The researchers created a WiFi setup with two access points and four listening points on the 6 GHz band. They recorded 197 volunteers walking at a normal walk, walking briskly, passing through turnstiles, and carrying bags or crates. Both BFI and CSI data were processed in a simple neural network. The results were surprising – using BFI alone, the model identified more than 160 people with 99.5% accuracy, which was better than CSI.
Why is BFI becoming more dangerous than CCTV?
Researchers said that achieving CSI requires special hardware and firmware, but BFI is available from every common WiFi router. This turns it into a serious privacy threat. While CCTV cameras make their presence visible, WiFi access points remain silently installed on the ceiling or in corners.
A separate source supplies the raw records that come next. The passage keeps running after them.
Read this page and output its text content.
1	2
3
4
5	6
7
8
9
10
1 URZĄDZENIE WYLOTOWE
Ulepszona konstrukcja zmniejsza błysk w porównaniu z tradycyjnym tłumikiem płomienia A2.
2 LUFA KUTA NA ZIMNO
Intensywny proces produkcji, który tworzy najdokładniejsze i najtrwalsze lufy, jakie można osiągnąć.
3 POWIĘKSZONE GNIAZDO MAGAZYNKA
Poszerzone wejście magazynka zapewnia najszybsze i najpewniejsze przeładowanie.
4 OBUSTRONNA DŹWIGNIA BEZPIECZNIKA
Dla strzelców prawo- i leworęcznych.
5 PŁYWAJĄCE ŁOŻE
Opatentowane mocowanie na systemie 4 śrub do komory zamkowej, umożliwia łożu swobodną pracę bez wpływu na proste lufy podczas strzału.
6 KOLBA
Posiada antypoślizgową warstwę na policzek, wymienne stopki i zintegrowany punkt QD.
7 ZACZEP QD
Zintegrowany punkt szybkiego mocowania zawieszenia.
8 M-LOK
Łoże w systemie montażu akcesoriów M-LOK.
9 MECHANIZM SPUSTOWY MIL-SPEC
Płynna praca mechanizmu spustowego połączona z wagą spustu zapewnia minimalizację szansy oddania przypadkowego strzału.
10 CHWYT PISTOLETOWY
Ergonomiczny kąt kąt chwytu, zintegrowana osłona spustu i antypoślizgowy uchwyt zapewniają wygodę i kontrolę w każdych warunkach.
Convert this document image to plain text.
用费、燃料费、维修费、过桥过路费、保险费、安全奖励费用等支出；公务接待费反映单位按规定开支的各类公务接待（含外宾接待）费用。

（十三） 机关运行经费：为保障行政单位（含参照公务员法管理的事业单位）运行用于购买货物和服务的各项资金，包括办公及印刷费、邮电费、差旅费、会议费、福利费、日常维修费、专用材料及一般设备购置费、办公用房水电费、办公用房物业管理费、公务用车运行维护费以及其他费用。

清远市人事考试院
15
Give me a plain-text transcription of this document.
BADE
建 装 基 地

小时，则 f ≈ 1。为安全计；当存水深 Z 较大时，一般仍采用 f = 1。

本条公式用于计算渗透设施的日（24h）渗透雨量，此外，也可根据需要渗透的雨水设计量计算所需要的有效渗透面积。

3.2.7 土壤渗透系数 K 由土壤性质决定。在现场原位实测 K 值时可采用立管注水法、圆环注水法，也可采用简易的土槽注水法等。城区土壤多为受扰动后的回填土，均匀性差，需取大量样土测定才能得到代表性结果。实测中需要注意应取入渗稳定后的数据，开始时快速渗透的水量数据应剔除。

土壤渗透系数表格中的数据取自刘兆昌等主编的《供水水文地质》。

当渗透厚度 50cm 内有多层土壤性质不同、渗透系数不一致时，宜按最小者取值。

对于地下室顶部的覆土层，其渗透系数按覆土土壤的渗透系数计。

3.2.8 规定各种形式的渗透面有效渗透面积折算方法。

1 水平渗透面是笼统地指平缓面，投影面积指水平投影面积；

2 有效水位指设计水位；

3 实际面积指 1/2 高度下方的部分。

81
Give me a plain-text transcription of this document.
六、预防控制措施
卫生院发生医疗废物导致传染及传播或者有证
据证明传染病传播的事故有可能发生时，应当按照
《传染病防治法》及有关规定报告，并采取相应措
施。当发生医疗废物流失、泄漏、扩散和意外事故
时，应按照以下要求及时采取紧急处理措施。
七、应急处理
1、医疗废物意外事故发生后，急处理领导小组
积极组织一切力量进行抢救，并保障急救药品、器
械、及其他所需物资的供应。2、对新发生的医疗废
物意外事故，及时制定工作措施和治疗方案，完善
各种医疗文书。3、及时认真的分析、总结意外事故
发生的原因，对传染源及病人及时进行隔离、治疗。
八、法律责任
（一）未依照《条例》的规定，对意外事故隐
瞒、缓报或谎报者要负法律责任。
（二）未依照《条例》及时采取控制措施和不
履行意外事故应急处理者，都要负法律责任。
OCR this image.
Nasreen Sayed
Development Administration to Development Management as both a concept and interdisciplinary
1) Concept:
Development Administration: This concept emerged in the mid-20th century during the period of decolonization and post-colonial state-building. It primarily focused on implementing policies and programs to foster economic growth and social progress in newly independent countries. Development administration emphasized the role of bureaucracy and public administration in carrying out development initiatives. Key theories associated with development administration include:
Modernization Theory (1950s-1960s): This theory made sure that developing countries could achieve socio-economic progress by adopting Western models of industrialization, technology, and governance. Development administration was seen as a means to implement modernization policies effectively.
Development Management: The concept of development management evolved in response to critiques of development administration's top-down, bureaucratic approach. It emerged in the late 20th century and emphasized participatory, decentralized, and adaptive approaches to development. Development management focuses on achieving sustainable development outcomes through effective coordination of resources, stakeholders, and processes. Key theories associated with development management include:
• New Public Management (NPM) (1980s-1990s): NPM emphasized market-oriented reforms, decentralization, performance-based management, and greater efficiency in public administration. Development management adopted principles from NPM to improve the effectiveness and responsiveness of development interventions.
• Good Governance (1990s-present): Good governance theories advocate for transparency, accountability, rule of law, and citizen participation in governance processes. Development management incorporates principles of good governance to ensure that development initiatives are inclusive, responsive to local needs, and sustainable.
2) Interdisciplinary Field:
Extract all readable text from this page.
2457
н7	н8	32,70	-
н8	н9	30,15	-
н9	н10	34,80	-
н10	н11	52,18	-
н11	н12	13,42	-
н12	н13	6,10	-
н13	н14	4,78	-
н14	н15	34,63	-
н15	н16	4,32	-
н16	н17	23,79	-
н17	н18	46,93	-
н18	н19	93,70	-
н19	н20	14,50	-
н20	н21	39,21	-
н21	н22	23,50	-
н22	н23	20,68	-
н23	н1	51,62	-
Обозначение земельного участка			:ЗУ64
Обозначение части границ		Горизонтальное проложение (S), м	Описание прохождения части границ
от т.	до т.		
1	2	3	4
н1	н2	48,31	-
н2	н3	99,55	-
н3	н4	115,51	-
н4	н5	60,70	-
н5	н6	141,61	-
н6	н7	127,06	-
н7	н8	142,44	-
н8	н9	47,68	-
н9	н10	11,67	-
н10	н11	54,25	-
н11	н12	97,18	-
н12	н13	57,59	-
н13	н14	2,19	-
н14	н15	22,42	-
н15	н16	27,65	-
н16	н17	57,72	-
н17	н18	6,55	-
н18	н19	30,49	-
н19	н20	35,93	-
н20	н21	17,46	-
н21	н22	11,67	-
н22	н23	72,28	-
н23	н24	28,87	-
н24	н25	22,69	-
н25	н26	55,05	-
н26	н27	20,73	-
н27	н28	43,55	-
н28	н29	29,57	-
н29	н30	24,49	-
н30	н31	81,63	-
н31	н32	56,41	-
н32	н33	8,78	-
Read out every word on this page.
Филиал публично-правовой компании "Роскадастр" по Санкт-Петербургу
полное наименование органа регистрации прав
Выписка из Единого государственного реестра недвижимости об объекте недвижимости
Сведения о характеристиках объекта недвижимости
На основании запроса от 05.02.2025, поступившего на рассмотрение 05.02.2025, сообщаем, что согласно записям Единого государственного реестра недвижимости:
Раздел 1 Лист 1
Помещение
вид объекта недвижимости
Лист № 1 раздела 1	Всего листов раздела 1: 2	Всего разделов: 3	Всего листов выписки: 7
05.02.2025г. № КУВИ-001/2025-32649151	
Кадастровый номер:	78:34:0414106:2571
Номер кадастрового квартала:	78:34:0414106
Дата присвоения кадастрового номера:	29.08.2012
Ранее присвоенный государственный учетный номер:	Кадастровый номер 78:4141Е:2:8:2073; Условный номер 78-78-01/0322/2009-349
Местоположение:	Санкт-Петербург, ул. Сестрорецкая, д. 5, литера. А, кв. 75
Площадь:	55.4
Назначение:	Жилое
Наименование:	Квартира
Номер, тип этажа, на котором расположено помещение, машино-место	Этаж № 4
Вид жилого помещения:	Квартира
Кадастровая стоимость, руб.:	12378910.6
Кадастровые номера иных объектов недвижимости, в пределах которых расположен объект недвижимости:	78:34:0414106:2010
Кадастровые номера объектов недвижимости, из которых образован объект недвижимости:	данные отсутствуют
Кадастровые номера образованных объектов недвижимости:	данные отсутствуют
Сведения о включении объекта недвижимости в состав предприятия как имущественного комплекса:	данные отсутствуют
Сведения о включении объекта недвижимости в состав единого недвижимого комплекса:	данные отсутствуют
People try to avoid cameras, but ignore the presence of WiFi. This creates an environment like the inverse panopticon where people think they are unseen, while they are constantly being profiled.
What else can be tracked after identification, how big is the danger?
According to the study, once the system establishes the identity of a person from his movements, all his movements, activities and behavior over time can be linked to that identity. This increases the privacy risk manifold, even if the real name of the person is not known. Researchers warned that effective security measures have not yet been made regarding BFI. Existing noise-based mitigation techniques also mostly focus on CSI, while the major threat is from BFI.